Tra i nomi più noti dell'alpinismo italiano, fondatore prima di Mountain Wilderness e poi dell'Osservatorio per la libertà in montagna, in questa intervista a CTzen si sofferma sui limiti di fruizione imposti dagli amministratori locali, come nel caso del vulcano etneo. Illusori, secondo Gogna, e anche controproducenti, «perché, senza informazione e libertà, la sicurezza, anziché aumentare, diminuisce»
Etna, l’alpinista Alessandro Gogna sui divieti «Dannosi, serve la responsabilità personale»
In Italia come all’estero, il nome di Alessandro Gogna è legato alla montagna. Tra i più noti alpinisti italiani, genovese, classe 1946, Gogna è storico dell’alpinismo e, trent’anni fa, fu tra i primi a proporre una discussione sulla fruizione e la salvaguardia delle vette. Un ragionamento, il suo, basato su una parola d’ordine: responsabilità individuale. Concetto che si accompagna a quelli di sicurezza e libertà, ma in un percorso oggi sempre meno condiviso dalle pubbliche amministrazioni, soprattutto al sud. Come nel caso del vulcano Etna, da tempo ormai soggetto a divieti che la prefettura etnea aveva promesso di ridiscutere a settembre, mese che ormai si avvia alla conclusione.
L’Etna come lo Stromboli, le limitazioni alla fruizione delle montagne sono un caso tutto siciliano.

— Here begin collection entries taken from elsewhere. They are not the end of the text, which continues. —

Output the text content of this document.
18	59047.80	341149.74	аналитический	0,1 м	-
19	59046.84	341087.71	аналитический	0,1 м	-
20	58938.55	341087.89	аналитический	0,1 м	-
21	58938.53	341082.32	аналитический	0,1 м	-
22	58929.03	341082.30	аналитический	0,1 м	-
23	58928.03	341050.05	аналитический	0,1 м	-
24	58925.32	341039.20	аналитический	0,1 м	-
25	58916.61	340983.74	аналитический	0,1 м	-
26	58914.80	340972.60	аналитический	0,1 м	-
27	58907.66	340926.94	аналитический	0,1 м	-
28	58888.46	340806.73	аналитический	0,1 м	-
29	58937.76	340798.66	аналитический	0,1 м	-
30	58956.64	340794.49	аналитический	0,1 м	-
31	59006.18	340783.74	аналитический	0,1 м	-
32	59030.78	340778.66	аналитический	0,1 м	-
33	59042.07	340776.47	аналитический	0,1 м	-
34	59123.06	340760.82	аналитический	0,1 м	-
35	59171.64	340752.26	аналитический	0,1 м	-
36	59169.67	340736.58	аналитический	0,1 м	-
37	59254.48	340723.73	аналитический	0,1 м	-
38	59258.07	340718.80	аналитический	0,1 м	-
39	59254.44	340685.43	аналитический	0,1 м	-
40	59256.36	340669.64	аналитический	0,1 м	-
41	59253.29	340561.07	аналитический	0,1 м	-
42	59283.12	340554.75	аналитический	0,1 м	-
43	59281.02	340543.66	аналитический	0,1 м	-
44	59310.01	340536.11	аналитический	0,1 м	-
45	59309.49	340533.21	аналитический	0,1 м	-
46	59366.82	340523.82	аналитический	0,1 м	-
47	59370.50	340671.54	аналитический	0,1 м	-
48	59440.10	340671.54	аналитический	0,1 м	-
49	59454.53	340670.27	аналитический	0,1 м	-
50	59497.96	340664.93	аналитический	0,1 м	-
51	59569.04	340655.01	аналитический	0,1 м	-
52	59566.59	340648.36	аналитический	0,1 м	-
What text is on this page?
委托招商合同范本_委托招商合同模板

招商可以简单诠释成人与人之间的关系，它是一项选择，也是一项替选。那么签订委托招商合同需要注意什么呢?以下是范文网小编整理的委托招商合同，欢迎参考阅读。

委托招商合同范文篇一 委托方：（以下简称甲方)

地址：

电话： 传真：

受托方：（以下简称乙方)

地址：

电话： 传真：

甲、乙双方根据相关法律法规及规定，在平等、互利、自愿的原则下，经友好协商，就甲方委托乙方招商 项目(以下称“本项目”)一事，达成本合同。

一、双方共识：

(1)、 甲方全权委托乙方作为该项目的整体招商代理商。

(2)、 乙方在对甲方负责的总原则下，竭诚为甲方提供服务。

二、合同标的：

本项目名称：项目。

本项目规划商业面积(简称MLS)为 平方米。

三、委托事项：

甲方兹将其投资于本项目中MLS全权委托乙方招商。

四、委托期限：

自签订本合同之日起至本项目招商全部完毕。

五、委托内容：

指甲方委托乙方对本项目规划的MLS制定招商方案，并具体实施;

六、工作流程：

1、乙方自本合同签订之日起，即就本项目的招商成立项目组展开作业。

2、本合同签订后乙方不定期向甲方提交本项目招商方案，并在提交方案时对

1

Almeno nella sua concreta applicazione perché altrove, ad esempio sulle Alpi, ci si prova da tempo senza successo. E per questo Alessandro Gogna ha fondato l’Osservatorio per la libertà in montagna, un movimento d’opinione composto da una dozzina di esperti e appassionati con lo scopo di «sensibilizzare l’opinione pubblica all’importanza della responsabilità individuale come prima arma per preservare la propria incolumità», spiega.
Oltre la tecnologia e la burocrazia. Un percorso che inizia con la fondazione insieme ad alpinisti di tutto il mondo di Mountain Wilderness negli anni ’80. «Quando, come per tutte le questioni ambientali, si inizia a sviluppare una forte coscienza e il desiderio di associarsi per tutelare la natura», continua Gogna. «Allo stesso modo, circa cinque anni fa, abbiamo sentito il bisogno di difendere le attività di montagna a tutti i livelli, dalle escursioni all’alpinismo estremo, dalle aggressioni subdole di chi vuole mettere tutto in sicurezza».
Una «società sicuritaria» che, secondo l’esperto, commette almeno due errori: «Il primo è che di sicuro non c’è niente e dire “piena sicurezza” o “totale sicurezza” è una strategia di marketing pericolosa perché non è vero». Il secondo è che «affidando la propria responsabilità di singolo a strumenti e limiti decisi da altri, la sicurezza, anziché aumentare, diminuisce». Come quando, per tornare alla montagna, ci si lancia in azioni imprudenti perché «se sei un po’ cretino, pensi: “Tanto mi vengono a prendere”». Anziché informarsi e scegliere in libertà. Che è anche la libertà consapevole di non fare o non andare. «Gli amministratori, tralasciando eventuali interessi, non vogliono avere loro stessi responsabilità – spiega Gogna – Ma non possono limitare la libertà dei cittadini come fossimo nel Medioevo e demandare la responsabilità a un divieto».
Limiti che, tra l’altro, risultano troppo spesso settoriali. «Perché non c’è un divieto di balneazione, con tanto di sanzioni, quando a mare sventola la bandiera rossa? Ogni anno muoiono un sacco di persone, ma non se ne fa una tragedia come si fa per la montagna», si accalora l’alpinista. Che respinge anche l’ipotesi, come nel caso dell’Etna, di una fruizione obbligatoriamente mediata dai professionisti: «Certi divieti non valgono se si va con le guide alpine? Qui si rasenta il ridicolo», sostiene Gogna che è anche guida alpina, appunto. Un approccio che, in definitiva, mette a rischio la conoscenza della montagna, «una delle poche zone in cui si è ancora liberi di esprimersi – conclude – come non possiamo più fare nel resto della società».